Lots of ignorance in this post.
First, worked with UAW workers across multiple jobs. My experience is that most are sound individuals, but there are the eff ups that make people take notice and turn a cheek. On the opposite hand, worked in hourly and salary the other half of my career, and the sh*t these people do, such as quiet quitting and taking two hour lunches/sleep breaks, brings shame to the game. There are equal opportunity eff ups on both sides, and good quality people on both sides. I've seen it first hand over a career from both sides. I have no ill will towards the union, as my last simultaneous job offer landed on the same week, spanning three job offers. One contract, one salary, one UAW at a prestigious organization, the pinnacle of what would be considered union. Yes, these do exist, and they are paid extremely well over and above what you know as UAW.

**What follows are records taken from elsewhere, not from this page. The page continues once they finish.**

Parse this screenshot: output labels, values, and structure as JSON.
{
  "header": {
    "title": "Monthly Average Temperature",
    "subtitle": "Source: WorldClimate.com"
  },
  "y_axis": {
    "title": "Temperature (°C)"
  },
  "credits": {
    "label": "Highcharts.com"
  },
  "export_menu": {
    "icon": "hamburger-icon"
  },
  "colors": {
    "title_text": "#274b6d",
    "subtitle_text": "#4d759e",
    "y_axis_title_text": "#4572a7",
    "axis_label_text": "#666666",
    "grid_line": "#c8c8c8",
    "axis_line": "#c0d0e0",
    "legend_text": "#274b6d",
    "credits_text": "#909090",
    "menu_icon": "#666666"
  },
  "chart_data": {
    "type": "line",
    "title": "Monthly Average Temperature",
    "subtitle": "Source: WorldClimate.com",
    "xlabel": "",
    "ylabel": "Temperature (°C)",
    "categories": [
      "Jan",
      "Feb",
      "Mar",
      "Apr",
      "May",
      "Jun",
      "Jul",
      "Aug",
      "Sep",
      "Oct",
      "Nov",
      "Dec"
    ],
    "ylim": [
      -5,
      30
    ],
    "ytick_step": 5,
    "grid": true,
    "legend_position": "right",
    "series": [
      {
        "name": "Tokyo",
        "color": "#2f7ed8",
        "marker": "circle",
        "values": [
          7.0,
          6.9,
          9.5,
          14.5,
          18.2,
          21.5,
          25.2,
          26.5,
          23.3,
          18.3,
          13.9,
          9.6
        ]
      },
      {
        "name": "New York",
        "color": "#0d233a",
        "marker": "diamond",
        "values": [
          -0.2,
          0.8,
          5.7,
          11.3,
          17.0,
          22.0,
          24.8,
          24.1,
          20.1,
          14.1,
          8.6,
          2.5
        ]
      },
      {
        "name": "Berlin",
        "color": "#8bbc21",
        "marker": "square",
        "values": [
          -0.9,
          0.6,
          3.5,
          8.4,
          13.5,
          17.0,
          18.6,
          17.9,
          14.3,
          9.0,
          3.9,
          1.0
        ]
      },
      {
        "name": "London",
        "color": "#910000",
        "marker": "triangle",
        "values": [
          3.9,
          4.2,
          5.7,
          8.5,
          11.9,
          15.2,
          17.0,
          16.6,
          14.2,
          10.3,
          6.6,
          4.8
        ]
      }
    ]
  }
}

Instead of looking at the tree in front of you, look at the forest. It's NOT just this UAW negotiation that matters. Look at the UPS workers before. Look at all the strikes across the nation from different sectors, from those seeking more money. It's a battle of those that can, and those that can't. For salary and hourly, are you getting a 20%-40% raise? Of course not. For hourly, you might be lucky to not get furloughed this year for Christmas. But, here's the rub. IF everyone is seeking a grand raise due to cost of inflation, then when will it ever tame inflation or level out? That loaf of bread becomes $5, in which becomes $10, in which becomes $20. $100 at the grocery store buys nearly nothing today. At what point does it all break? Raising interest rates is not going to tame inflation, it's simply going to steal more from you. HIGH housing prices and high mortgage rates are opposite of a healthy environment. It's backwards.
I'll tell you where this goes....
Like the grand run up prior to 2008, inflation was a thing until it suddenly wasn't. As interest rates rose quickly, during the "scare event", they were magically run up, and then cut in half. What does a world look like when everyone secures their "raise" mandates, and then economy takes a dump? It looks like 2008 on steroids. Corporations that can't sustain the agreed upon concessions. Then came recession, great recession, the next piece in the puzzle is Depression. Those that are earning more, at a time when times are tough, will be finding themselves battling keeping their jobs, or renegotiating and giving up concessions due to tough environmental factors. Mark it, it's coming. The playbook has been exposed.
The stock charts for the automotive field, among others, isn't looking good at all. Some have already broken support, and we expect new lows in the charts. GM is toast. Ford is testing. Stellantis is still good, but they are a wildcat with very extreme moves. Gaps exist all the way down to the March 2020 lows for all, and usually gaps are filled, and price often falls much lower than anticipated.
It's only exciting if you are shorting this market. Like those that didn't see all of 2022 as a decline, they won't see this decline either. It's going to be biblical. Some people, might own nothing and be happy, because they've lost it all in their 401ks. It's not like the information wasn't available for those with the eyes to see, and the ears to listen.